The charade ended much in the same fashion as it had begun – with an imperial tweet by his excellency the prime minister exercising what seems to be his own prerogative of opening and shutting the spring hunting season at will. The biggest loser is of course the law – the rule of law. A season that should never had been (legally) whose foundation was (legally) challenged in a failed referendum and that was kept open at the mercy of a questionable prerogative of a prime minister came to an end and the scapegoat was punished in a court of law that also acted rather questionably when it came to reasoning with the FKNK and KSUmbertu’s presence.

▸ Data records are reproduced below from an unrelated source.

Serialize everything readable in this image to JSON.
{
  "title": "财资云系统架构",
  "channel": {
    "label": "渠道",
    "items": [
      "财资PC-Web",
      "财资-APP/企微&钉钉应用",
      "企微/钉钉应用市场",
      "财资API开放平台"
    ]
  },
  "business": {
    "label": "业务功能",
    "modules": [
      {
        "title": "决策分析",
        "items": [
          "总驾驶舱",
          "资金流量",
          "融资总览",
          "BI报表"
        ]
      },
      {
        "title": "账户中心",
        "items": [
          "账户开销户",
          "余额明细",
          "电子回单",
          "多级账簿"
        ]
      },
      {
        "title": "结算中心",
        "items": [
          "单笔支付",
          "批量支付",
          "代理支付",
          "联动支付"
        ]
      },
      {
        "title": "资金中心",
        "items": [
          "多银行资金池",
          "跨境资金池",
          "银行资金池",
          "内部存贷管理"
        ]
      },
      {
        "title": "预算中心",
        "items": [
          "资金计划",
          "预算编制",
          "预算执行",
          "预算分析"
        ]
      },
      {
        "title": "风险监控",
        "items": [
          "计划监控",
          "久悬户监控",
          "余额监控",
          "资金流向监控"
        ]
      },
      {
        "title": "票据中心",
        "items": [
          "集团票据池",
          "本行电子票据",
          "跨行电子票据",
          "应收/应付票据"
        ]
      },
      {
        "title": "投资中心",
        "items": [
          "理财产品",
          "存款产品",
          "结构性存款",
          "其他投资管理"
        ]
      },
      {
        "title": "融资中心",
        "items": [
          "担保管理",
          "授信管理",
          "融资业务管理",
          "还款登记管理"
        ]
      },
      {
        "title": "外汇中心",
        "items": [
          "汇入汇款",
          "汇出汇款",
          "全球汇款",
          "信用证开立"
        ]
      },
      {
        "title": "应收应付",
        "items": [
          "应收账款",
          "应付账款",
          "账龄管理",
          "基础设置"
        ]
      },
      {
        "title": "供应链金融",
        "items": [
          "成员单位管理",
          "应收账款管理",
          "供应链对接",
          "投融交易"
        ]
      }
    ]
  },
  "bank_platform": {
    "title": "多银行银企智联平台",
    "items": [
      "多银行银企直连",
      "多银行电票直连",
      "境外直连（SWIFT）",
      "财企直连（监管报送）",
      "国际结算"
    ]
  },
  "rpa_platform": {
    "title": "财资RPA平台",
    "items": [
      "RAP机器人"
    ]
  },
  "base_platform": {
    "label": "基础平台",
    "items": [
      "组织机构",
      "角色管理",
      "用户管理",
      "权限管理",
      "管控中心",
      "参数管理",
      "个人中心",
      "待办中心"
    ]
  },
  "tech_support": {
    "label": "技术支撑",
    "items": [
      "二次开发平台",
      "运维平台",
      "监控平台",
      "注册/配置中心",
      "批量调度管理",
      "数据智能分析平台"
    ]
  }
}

We now have time for a Bird’s Eye View of what happened and of the damage caused – both civic and political (not to mention the dead birds and injured little dutch boy). Let’s do this in steps:

1. The season should never have opened. The lie of the automatic prerogative was spread by the Prime Minister the day after the referendum ended. The wheels had already been put in motion by the puppet ORNIS committee recommendations. No whiff of how and why the derogation criteria would be satisfied. We still act as though hunting is a god given right sanctioned by an EU directive. Even the people behind the NO campaign have much to blame for this. No education.

2. Muscat’s tricks. They’re wearing thin. I’m sure he is painfully aware of the fact that nobody was impressed by the last minute “iron fist” approach when the season would have ended anyway within three mornings. Well, some people might still swallow the line that Muscat was being tough with his “last chance” talk with the hunters – and they might be convinced by the wailing and gnashing of teeth of the presumed 9,500 innocents vaunted by Lino Farrugia who are being “punished” for the wrongdoing of a few.

3. That last statement. This idea that hunting is a right and that there is this Imperial Prerogative in the hands of a government to open and shut the season so long as the hunters “behave”. That’s dangerous reasoning that results from the erroneous thinking outlined in point one above. Even Magistrate Depasquale confusingly spoke of FKNK’s interest in the case against the last hunter as being one of an “injured party”. Really? Under what law exactly? Before Magistrate Depasquale was a man who had broken a clear cut law – his crime would exist whether or not the hunting season was open because the man shot at a kestrel (near a school) which is a bird that cannot ever be hunted. How then do the FKNK feature in this? Are the hallowed courts of law to fall into the trap of the political twisting of our laws?

4. This is not the end. It is the beginning. Muscat has lost most of his street cred with hunters. Busuttil cannot illude himself of some kind of tryst with the deluded lover. He must move fast and do it now. The time is ripe for the PN to reflect on its policy towards hunting. It has all that is needed on a plate – a directive with clear conditions and one that is intended to safeguard the environment and protect the fauna that flies over and in the islands. All the PN needs is to commit to applying the letter of the law. That would mean never again abusing of the weakness of the derogation, it could mean championing the cause of conservation and severely limiting hunting rights to what is allowed by law and by scientific testing. Heck, why not go all out and promote a policy of turning the island’s reputation over its head and transforming it into a bastion of nature observation and conservation?

Yes, the referendum did bring about some “good” when it came to voters not following the leaders. Interest may thin out now that the season is over. For the leaders among us this is no time to be complacent. In less than eleven months time the hunters will be back knocking on the door for a new spring season. No prizes for guessing that the best prepared for that eventuality will come out the victors for the future.

Addendum:

Just as I finished typing I checked the news and there it was: Muscat not ruling out the spring hunting season opening in 2016. As though it were up to him to decide.